Si tratta di una commessa del valore di 7 milioni per un anno rinnovabile per altri due. Nel complesso, quindi, 21 milioni di commessa - assegnata da Acea a E-Care lo scorso autunno - che erano stati messi in discussione dalla sentenza del Tar Lazio sezione II-Bis, n. 6027/2015. Il tribunale amministrativo aveva accolto il ricorso della cooperativa sociale Capodarco arrivata settima in graduatoria (con un’offerta annua di 9 milioni). Il giudice di primo grado, come si legge nella sentenza del Consiglio di Stato depositata lunedì «ha giudicato illogico il criterio di selezione del massimo ribasso, a fronte di un servizio non connotato da un’elevata standardizzazione».

Da qui il ricorso in appello di Acea, ora accolto. Soddisfazione trapela ai piani alti della utility capitolina per una sentenza che nei fatti esclude l’ipotesi del mancato rispetto delle regole da parte di Acea. Nessun commento dalla società di call center E-Care, una delle principali realtà nel panorama italiano con 56 milioni di euro di ricavi nel 2014 (in calo rispetto ai 62 dell’anno prima); 3,1 milioni di perdite nette (contro 66mila euro di utile dell’anno prima) e oltre 1.800 dipendenti (di cui 400 impiegati nella commessa Acea).

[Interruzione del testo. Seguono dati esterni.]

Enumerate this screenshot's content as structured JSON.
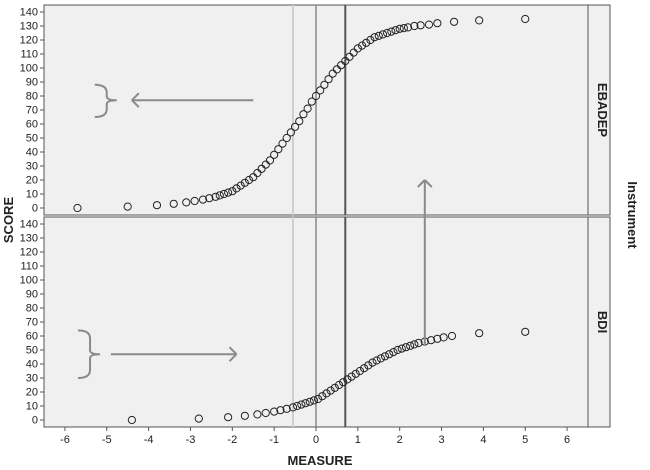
{
  "chart_data": {
    "type": "scatter",
    "xlabel": "MEASURE",
    "ylabel": "SCORE",
    "facet_label": "Instrument",
    "xlim": [
      -6.5,
      6.5
    ],
    "ylim": [
      -5,
      145
    ],
    "x_ticks": [
      -6,
      -5,
      -4,
      -3,
      -2,
      -1,
      0,
      1,
      2,
      3,
      4,
      5,
      6
    ],
    "y_ticks": [
      0,
      10,
      20,
      30,
      40,
      50,
      60,
      70,
      80,
      90,
      100,
      110,
      120,
      130,
      140
    ],
    "reference_lines_x": [
      -0.55,
      0,
      0.7
    ],
    "panels": [
      {
        "name": "EBADEP",
        "points": [
          [
            -5.7,
            0
          ],
          [
            -4.5,
            1
          ],
          [
            -3.8,
            2
          ],
          [
            -3.4,
            3
          ],
          [
            -3.1,
            4
          ],
          [
            -2.9,
            5
          ],
          [
            -2.7,
            6
          ],
          [
            -2.55,
            7
          ],
          [
            -2.4,
            8
          ],
          [
            -2.3,
            9
          ],
          [
            -2.2,
            10
          ],
          [
            -2.1,
            11
          ],
          [
            -2.0,
            12
          ],
          [
            -1.9,
            14
          ],
          [
            -1.8,
            16
          ],
          [
            -1.7,
            18
          ],
          [
            -1.6,
            20
          ],
          [
            -1.5,
            22
          ],
          [
            -1.4,
            25
          ],
          [
            -1.3,
            28
          ],
          [
            -1.2,
            31
          ],
          [
            -1.1,
            34
          ],
          [
            -1.0,
            38
          ],
          [
            -0.9,
            42
          ],
          [
            -0.8,
            46
          ],
          [
            -0.7,
            50
          ],
          [
            -0.6,
            54
          ],
          [
            -0.5,
            58
          ],
          [
            -0.4,
            62
          ],
          [
            -0.3,
            67
          ],
          [
            -0.2,
            71
          ],
          [
            -0.1,
            76
          ],
          [
            0,
            80
          ],
          [
            0.1,
            84
          ],
          [
            0.2,
            88
          ],
          [
            0.3,
            92
          ],
          [
            0.4,
            96
          ],
          [
            0.5,
            99
          ],
          [
            0.6,
            102
          ],
          [
            0.7,
            105
          ],
          [
            0.8,
            108
          ],
          [
            0.9,
            111
          ],
          [
            1.0,
            114
          ],
          [
            1.1,
            116
          ],
          [
            1.2,
            118
          ],
          [
            1.3,
            120
          ],
          [
            1.4,
            122
          ],
          [
            1.5,
            123
          ],
          [
            1.6,
            124
          ],
          [
            1.7,
            125
          ],
          [
            1.8,
            126
          ],
          [
            1.9,
            127
          ],
          [
            2.0,
            128
          ],
          [
            2.1,
            128.5
          ],
          [
            2.2,
            129
          ],
          [
            2.35,
            130
          ],
          [
            2.5,
            130.5
          ],
          [
            2.7,
            131
          ],
          [
            2.9,
            132
          ],
          [
            3.3,
            133
          ],
          [
            3.9,
            134
          ],
          [
            5.0,
            135
          ]
        ]
      },
      {
        "name": "BDI",
        "points": [
          [
            -4.4,
            0
          ],
          [
            -2.8,
            1
          ],
          [
            -2.1,
            2
          ],
          [
            -1.7,
            3
          ],
          [
            -1.4,
            4
          ],
          [
            -1.2,
            5
          ],
          [
            -1.0,
            6
          ],
          [
            -0.85,
            7
          ],
          [
            -0.7,
            8
          ],
          [
            -0.55,
            9
          ],
          [
            -0.45,
            10
          ],
          [
            -0.35,
            11
          ],
          [
            -0.25,
            12
          ],
          [
            -0.15,
            13
          ],
          [
            -0.05,
            14
          ],
          [
            0.05,
            15
          ],
          [
            0.15,
            17
          ],
          [
            0.25,
            19
          ],
          [
            0.35,
            21
          ],
          [
            0.45,
            23
          ],
          [
            0.55,
            25
          ],
          [
            0.65,
            27
          ],
          [
            0.75,
            29
          ],
          [
            0.85,
            31
          ],
          [
            0.95,
            33
          ],
          [
            1.05,
            35
          ],
          [
            1.15,
            37
          ],
          [
            1.25,
            39
          ],
          [
            1.35,
            41
          ],
          [
            1.45,
            42.5
          ],
          [
            1.55,
            44
          ],
          [
            1.65,
            45.5
          ],
          [
            1.75,
            47
          ],
          [
            1.85,
            48.5
          ],
          [
            1.95,
            50
          ],
          [
            2.05,
            51
          ],
          [
            2.15,
            52
          ],
          [
            2.25,
            53
          ],
          [
            2.35,
            54
          ],
          [
            2.45,
            55
          ],
          [
            2.6,
            56
          ],
          [
            2.75,
            57
          ],
          [
            2.9,
            58
          ],
          [
            3.05,
            59
          ],
          [
            3.25,
            60
          ],
          [
            3.9,
            62
          ],
          [
            5.0,
            63
          ]
        ]
      }
    ]
  }
}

Peraltro, comunque Acea ed E-Care avevano concordato una proroga di contratto di un anno (1 aprile 2015 - 31 marzo 2016) alle stesse condizioni di gara.

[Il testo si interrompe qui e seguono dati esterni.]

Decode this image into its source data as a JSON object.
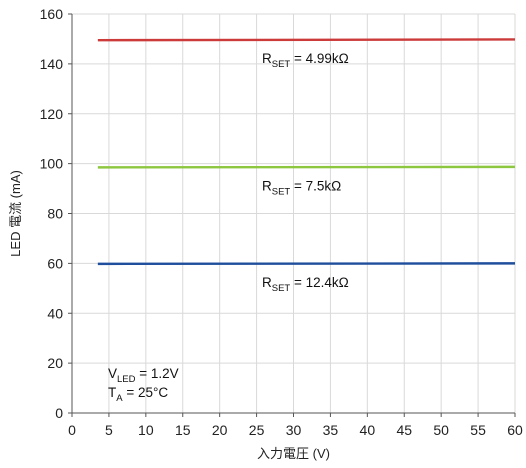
{
  "chart_data": {
    "type": "line",
    "xlabel": "入力電圧 (V)",
    "ylabel": "LED 電流 (mA)",
    "xlim": [
      0,
      60
    ],
    "ylim": [
      0,
      160
    ],
    "xticks": [
      0,
      5,
      10,
      15,
      20,
      25,
      30,
      35,
      40,
      45,
      50,
      55,
      60
    ],
    "xtick_labels": [
      "0",
      "5",
      "10",
      "15",
      "20",
      "25",
      "30",
      "35",
      "40",
      "45",
      "50",
      "55",
      "60"
    ],
    "yticks": [
      0,
      20,
      40,
      60,
      80,
      100,
      120,
      140,
      160
    ],
    "ytick_labels": [
      "0",
      "20",
      "40",
      "60",
      "80",
      "100",
      "120",
      "140",
      "160"
    ],
    "grid": true,
    "series": [
      {
        "color": "#cc3a3a",
        "x": [
          3.5,
          60
        ],
        "y": [
          149.5,
          149.8
        ],
        "label": {
          "main": "R",
          "sub": "SET",
          "rest": " = 4.99kΩ"
        }
      },
      {
        "color": "#8dc63f",
        "x": [
          3.5,
          60
        ],
        "y": [
          98.5,
          98.7
        ],
        "label": {
          "main": "R",
          "sub": "SET",
          "rest": " = 7.5kΩ"
        }
      },
      {
        "color": "#1f4e9c",
        "x": [
          3.5,
          60
        ],
        "y": [
          59.8,
          60.0
        ],
        "label": {
          "main": "R",
          "sub": "SET",
          "rest": " = 12.4kΩ"
        }
      }
    ],
    "conditions": [
      {
        "main": "V",
        "sub": "LED",
        "rest": " = 1.2V"
      },
      {
        "main": "T",
        "sub": "A",
        "rest": " = 25°C"
      }
    ]
  }
}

Chi commenta è invece il presidente uscente di Assocontact, Umberto Costamagna, critico nei confronti del principio sancito dal Consiglio di Stato. «Io - dice Costamagna - non discuto dei soggetti interessati. Quello che mi preoccupa è però il principio generale emerso dalla sentenza. E cioè che i call center non sono servizi che richiedono particolari specializzazioni e che tutto si possa giocare con il massimo ribasso. È l’esatto contrario del lavoro che stiamo portando avanti da anni, anche con i sindacati».

Il riferimento, fra le varie cose, è alla parte della sentenza in cui si legge che «tanto il servizio di call center quanto la gestione dei reclami dell’utenza costituiscono attività non implicanti contenuti tecnico-specialistici quanto all’organizzazione di mezzi e personale e ai processi produttivi». Anche per questo viene ritenuta «del tutto ragionevole l’opzione dell’ente aggiudicatore odierno appellante di attribuire rilevanza esclusiva ai fini dell’individuazione dell’appaltatore all’elemento prezzo».